The prime minister’s assertions contradict regular claims by Arab leaders that their population is consistently and systematically discriminated against by the state.

In the video, Netanyahu said that while the larger Middle East was “torn apart by hatred of minorities — Yazidis, Christians, Bahais, Kurds and others” — in Israel “minorities thrive.” Israeli Arabs, he said, “enjoy equality under the law, and we’re working very hard to make sure that they enjoy equality of opportunity.”

Among the achievements cited by the premier: “Over the past decade, the number of Arabs working in high-tech in Israel increased tenfold; Arab students studying at the Technion, Israel’s MIT, tripled; Arab judges nearly doubled; an Arab Supreme Court Justice served as chairman of the Central Election Committee overseeing our national elections; Arab participation in the workforce has grown significantly; Arab unemployment is down; and for the first time ever, an Arab has been appointed a deputy commissioner of the police, the second highest rank attainable.”

Netanyahu claimed that “none of this is accidental. My government has worked tirelessly to advance equality and opportunity for all. We’re investing 14 billion shekels — more money than has ever been given to the Arab sector in order to decrease unemployment and improve health, education and safety.”

The prime minister claimed the facts of his government’s actions were often distorted or under-reported by the media.

“Imagine if the Middle East looked a bit more like Tel Aviv and a bit less like Aleppo,” he said.

Netanyahu’s English video was apparently aimed at reassuring international audiences of Israel’s commitment to its Arab minority, some weeks after he sent a similar message to the community itself on Facebook.

Israeli Arab leadership has long claimed the minority group — which makes up 20 percent of the population — faces serious discrimination by the state.

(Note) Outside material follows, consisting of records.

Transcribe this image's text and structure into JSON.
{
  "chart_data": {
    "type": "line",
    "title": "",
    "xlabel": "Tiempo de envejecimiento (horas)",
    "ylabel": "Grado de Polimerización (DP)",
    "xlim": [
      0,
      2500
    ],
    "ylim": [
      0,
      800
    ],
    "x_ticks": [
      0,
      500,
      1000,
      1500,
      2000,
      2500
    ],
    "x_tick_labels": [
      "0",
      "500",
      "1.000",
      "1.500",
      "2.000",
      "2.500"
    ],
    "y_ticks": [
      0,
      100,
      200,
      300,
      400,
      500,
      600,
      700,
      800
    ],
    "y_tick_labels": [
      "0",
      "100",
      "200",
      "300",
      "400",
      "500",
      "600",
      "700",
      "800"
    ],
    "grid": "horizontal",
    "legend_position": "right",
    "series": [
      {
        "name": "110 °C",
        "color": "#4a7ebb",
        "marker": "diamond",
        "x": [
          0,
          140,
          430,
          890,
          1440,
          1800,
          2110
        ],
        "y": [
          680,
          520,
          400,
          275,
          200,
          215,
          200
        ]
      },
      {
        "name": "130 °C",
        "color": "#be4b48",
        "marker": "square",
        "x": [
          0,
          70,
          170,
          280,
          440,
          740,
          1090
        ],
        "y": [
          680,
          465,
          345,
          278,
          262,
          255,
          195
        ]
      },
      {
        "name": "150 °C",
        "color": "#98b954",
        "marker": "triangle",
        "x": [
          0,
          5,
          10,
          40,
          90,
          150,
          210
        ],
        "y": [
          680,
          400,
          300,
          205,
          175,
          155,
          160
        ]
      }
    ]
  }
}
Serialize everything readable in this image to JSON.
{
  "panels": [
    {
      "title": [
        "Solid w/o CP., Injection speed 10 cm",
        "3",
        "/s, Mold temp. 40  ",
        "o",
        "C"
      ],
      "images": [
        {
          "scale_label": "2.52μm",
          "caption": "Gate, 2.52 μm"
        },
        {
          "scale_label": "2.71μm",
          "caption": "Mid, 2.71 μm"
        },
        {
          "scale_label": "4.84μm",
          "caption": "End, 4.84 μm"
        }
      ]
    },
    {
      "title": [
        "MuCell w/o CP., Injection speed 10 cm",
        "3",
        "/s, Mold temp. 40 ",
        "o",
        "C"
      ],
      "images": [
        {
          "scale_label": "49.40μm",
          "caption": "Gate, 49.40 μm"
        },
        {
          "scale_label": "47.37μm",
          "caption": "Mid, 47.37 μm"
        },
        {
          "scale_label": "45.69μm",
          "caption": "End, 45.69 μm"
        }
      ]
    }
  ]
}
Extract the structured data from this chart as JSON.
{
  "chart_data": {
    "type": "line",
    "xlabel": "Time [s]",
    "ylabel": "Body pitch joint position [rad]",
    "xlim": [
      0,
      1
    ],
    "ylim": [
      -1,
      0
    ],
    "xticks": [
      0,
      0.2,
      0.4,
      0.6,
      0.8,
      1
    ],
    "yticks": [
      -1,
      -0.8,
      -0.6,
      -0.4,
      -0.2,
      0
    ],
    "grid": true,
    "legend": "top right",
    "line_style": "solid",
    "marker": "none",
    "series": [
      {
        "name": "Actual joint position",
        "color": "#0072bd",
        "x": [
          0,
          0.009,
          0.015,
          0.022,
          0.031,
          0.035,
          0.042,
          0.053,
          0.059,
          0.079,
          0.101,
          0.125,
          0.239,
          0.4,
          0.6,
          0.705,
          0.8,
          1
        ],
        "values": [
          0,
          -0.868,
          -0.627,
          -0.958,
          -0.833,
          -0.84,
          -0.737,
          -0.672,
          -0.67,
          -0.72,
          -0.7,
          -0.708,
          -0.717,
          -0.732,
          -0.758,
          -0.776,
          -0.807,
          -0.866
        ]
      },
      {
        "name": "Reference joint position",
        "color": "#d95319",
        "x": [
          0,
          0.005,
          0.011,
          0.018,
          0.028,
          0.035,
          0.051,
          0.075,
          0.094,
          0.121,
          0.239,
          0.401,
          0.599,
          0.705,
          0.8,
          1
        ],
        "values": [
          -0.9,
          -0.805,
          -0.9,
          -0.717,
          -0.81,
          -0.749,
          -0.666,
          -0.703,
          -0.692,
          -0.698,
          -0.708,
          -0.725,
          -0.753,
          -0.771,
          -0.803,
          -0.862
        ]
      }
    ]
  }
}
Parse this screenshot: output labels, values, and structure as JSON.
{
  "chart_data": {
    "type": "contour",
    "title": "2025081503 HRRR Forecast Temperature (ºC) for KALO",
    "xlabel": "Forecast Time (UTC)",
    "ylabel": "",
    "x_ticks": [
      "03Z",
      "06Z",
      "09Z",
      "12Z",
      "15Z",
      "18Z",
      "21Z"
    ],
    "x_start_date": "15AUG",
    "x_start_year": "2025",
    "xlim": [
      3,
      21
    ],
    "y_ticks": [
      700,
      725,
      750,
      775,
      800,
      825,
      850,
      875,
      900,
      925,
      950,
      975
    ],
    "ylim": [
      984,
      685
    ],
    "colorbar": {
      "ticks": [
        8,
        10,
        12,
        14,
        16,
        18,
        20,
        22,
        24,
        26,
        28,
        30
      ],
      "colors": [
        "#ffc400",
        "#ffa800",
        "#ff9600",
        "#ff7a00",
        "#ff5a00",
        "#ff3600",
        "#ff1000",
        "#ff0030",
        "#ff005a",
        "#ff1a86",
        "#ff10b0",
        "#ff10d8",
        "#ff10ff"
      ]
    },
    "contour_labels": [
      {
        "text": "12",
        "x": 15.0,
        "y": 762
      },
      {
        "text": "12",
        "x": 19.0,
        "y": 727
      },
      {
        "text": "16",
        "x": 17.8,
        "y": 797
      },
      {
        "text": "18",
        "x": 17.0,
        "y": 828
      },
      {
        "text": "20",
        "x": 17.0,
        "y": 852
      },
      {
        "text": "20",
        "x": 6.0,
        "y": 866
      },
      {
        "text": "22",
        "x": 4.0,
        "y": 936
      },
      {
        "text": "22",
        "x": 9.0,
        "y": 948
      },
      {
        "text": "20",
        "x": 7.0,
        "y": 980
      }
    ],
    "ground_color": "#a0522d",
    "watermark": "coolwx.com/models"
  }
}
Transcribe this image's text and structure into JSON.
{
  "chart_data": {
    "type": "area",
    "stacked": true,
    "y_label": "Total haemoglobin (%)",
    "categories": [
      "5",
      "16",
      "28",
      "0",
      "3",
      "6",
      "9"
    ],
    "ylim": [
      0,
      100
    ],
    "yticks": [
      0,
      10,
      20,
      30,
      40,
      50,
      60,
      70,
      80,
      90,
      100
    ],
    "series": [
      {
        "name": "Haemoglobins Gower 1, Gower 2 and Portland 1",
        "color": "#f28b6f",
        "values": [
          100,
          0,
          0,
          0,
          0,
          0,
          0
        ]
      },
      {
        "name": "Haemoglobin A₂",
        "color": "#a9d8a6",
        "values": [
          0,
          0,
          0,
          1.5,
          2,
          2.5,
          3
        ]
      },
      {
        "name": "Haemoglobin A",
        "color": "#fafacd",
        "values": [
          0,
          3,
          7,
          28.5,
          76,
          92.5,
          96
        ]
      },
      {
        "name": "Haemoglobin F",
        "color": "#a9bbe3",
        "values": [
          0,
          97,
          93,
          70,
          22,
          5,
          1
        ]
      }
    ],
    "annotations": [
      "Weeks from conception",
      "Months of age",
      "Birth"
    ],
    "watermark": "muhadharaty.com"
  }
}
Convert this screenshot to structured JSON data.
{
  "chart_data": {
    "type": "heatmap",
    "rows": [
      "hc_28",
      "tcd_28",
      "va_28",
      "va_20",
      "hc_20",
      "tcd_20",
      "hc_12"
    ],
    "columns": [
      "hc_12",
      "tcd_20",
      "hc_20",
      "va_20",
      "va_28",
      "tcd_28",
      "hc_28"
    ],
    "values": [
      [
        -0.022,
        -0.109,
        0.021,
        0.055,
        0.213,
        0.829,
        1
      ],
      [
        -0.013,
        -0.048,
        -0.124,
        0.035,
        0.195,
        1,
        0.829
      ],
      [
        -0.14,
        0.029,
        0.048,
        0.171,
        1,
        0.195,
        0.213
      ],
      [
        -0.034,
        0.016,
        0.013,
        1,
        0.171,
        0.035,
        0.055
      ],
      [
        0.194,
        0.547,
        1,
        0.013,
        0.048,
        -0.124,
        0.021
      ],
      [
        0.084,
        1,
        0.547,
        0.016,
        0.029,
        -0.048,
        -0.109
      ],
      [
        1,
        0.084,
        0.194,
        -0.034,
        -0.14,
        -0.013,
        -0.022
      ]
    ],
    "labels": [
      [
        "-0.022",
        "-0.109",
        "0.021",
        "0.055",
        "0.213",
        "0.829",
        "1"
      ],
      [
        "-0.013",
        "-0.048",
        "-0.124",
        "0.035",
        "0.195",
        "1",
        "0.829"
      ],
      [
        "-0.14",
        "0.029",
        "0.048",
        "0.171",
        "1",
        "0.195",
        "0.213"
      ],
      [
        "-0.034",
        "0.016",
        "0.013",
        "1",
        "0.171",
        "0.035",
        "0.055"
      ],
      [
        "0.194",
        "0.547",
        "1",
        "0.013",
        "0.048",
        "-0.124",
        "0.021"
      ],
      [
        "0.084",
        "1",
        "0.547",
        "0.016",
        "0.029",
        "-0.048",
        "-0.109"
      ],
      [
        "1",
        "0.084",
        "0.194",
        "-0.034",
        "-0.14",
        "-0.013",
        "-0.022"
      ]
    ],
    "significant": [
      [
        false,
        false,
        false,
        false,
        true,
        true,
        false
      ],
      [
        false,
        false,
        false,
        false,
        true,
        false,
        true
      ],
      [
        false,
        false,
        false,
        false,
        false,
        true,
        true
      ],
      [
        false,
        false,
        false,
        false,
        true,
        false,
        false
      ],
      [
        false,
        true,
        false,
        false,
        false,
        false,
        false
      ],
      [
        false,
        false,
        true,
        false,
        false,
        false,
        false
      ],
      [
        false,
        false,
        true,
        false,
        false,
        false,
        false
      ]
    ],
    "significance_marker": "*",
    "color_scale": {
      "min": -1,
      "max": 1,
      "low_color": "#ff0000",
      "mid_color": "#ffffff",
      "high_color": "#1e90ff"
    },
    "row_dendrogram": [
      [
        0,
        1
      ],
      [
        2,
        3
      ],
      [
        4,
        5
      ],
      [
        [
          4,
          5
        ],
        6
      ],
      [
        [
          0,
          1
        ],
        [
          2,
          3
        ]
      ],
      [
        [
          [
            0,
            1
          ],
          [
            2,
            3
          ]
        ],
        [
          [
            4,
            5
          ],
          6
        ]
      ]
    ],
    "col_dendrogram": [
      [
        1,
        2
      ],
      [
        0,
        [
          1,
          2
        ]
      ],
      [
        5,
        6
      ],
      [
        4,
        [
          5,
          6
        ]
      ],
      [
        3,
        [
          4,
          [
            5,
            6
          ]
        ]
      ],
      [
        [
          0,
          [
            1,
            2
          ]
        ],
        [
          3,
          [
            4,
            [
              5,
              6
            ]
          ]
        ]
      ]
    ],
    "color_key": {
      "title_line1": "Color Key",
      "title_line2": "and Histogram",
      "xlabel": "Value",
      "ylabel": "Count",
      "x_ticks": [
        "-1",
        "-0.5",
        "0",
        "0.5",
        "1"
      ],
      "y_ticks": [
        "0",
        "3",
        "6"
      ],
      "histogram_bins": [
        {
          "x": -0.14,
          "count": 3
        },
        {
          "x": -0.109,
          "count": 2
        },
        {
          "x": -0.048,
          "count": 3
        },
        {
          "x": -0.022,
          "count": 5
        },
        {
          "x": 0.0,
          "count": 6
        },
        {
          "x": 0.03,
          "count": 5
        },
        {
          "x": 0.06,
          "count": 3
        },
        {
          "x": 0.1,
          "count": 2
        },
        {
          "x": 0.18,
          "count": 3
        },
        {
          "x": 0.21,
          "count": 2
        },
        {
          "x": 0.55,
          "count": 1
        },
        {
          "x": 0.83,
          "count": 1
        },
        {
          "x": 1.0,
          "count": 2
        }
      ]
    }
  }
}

A recent government crackdown on illegal construction by Israeli Arabs has raised tensions between the Arab population and government authorities. In January the government demolished 11 buildings on the outskirts of the central town of Qalansawe, and 12 structures in the unrecognized Bedouin village of Umm al-Hiran in the southern Negev Desert.

The latter incident resulted in the deaths of police officer Erez Levi and Umm al-Hiran resident Yaqoub Mousa Abu al-Qia’an in what police say was a terror attack, a claim that has been widely disputed.

Both demolition pushes resulted in large protests and widespread strikes among Israel’s Arab citizens, with the Joint (Arab) List Knesset faction branding the demolitions “an unprecedented crime and a declaration of war against” the “Arab public.”

Last Saturday thousands of Arabs and Jews demonstrated in Tel Aviv over government policy towards the Arab community, accusing the government of racism and incitement against minorities.

A recent government report stated that more than 53% of Israeli Arabs fall below the poverty line compared to 14% of Jews — and that the rate is going up.